Im Herbst soll das Schauspielhaus wieder eröffnet werden. Mit dieser finanziell aufwendigen Sanierung sind auch Erwartungshaltungen künstlerischer Art verbunden.

Für mich persönlich ist das ein regelrechter Höhepunkt in meiner Arbeit als Intendant. Es ist eine enorme Herausforderung und eine Spannung zu spüren. Wir versuchen das zu versachlichen, und die baulichen und künstlerischen Pläne zusammenzubringen.

Sie haben in Stuttgart mit modernen Klassikern angefangen und zuletzt viel Zeitgenössisches inszeniert. Haben Sie schon an Ihre Abschiedsinszenierung gedacht?

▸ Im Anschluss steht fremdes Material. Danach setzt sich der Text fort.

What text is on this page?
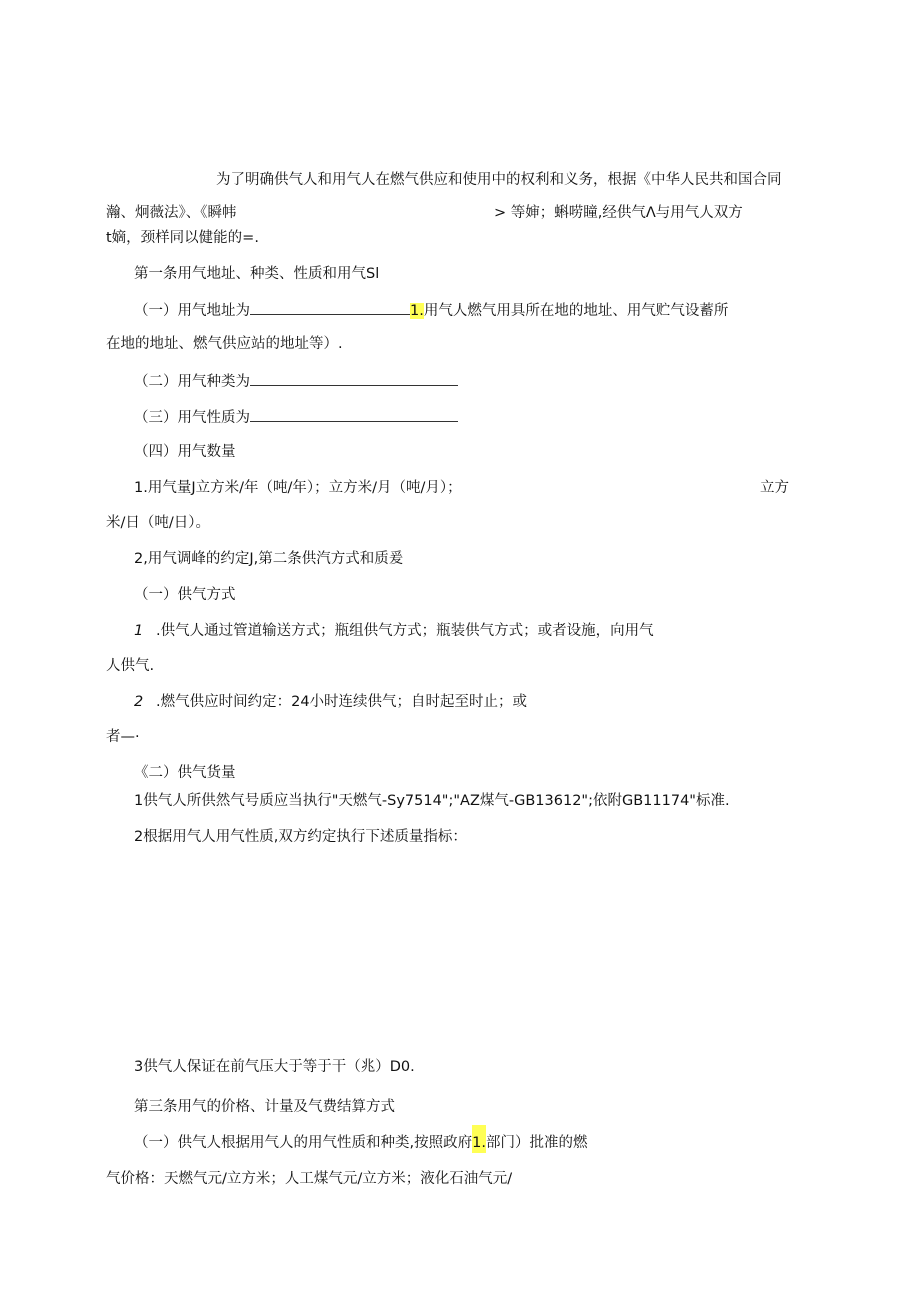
为了明确供气人和用气人在燃气供应和使用中的权利和义务，根据《中华人民共和国合同
瀚、炯薇法》、《瞬帏	> 等婶；蝌唠瞳,经供气Λ与用气人双方
t嫡，颈样同以健能的=.
第一条用气地址、种类、性质和用气Sl
（一）用气地址为	1.用气人燃气用具所在地的地址、用气贮气设蓄所
在地的地址、燃气供应站的地址等）.
（二）用气种类为
（三）用气性质为
（四）用气数量
1.用气量J立方米/年（吨/年）；立方米/月（吨/月）；	立方
米/日（吨/日）。
2,用气调峰的约定J,第二条供汽方式和质爰
（一）供气方式
1 .供气人通过管道输送方式；瓶组供气方式；瓶装供气方式；或者设施，向用气
人供气.
2 .燃气供应时间约定：24小时连续供气；自时起至时止；或
者—·
《二）供气货量
1供气人所供然气号质应当执行"天燃气-Sy7514";"AZ煤气-GB13612";依附GB11174"标准.
2根据用气人用气性质,双方约定执行下述质量指标：
3供气人保证在前气压大于等于干（兆）D0.
第三条用气的价格、计量及气费结算方式
（一）供气人根据用气人的用气性质和种类,按照政府1.部门）批准的燃
气价格：天燃气元/立方米；人工煤气元/立方米；液化石油气元/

Nein, natürlich nicht. Was meine Arbeiten betrifft, so habe ich immer diese Sprünge auch in Literatur gehabt. Von Januar 2010 bis 2011 sind vier eigene Arbeiten entstanden, neben dem Umbau ist das ein Wahnsinnspensum. Das werde ich mir bei der Hauseröffnung nicht vornehmen. Ich will mich darauf konzentrieren, den ganzen Komplex wieder gut in Gang zu setzen.

Wen wünschen Sie sich als Nachfolger?

Dazu kann ich nichts sagen. Es wird sicher jemand sein, der mit eigenen Vorstellungen das Theater leitet, da gibt's keine Übertragungsnot. Hoffentlich wird es jemand mit ganz anderen Vorstellungen von Theater sein, das wäre für die Stadt eine Bereicherung.

Werden Sie weiter in Stuttgart inszenieren?

Auch das ist eine unbeantwortbare Frage. Ich kann mir alles Mögliche vorstellen. Ich gehe ja nicht, weil ich einen Grund habe, mich von der Stadt zu verabschieden. Das muss völlig offen bleiben

Was werden Sie vermissen?

Im Moment nichts, fragen Sie mich 2014.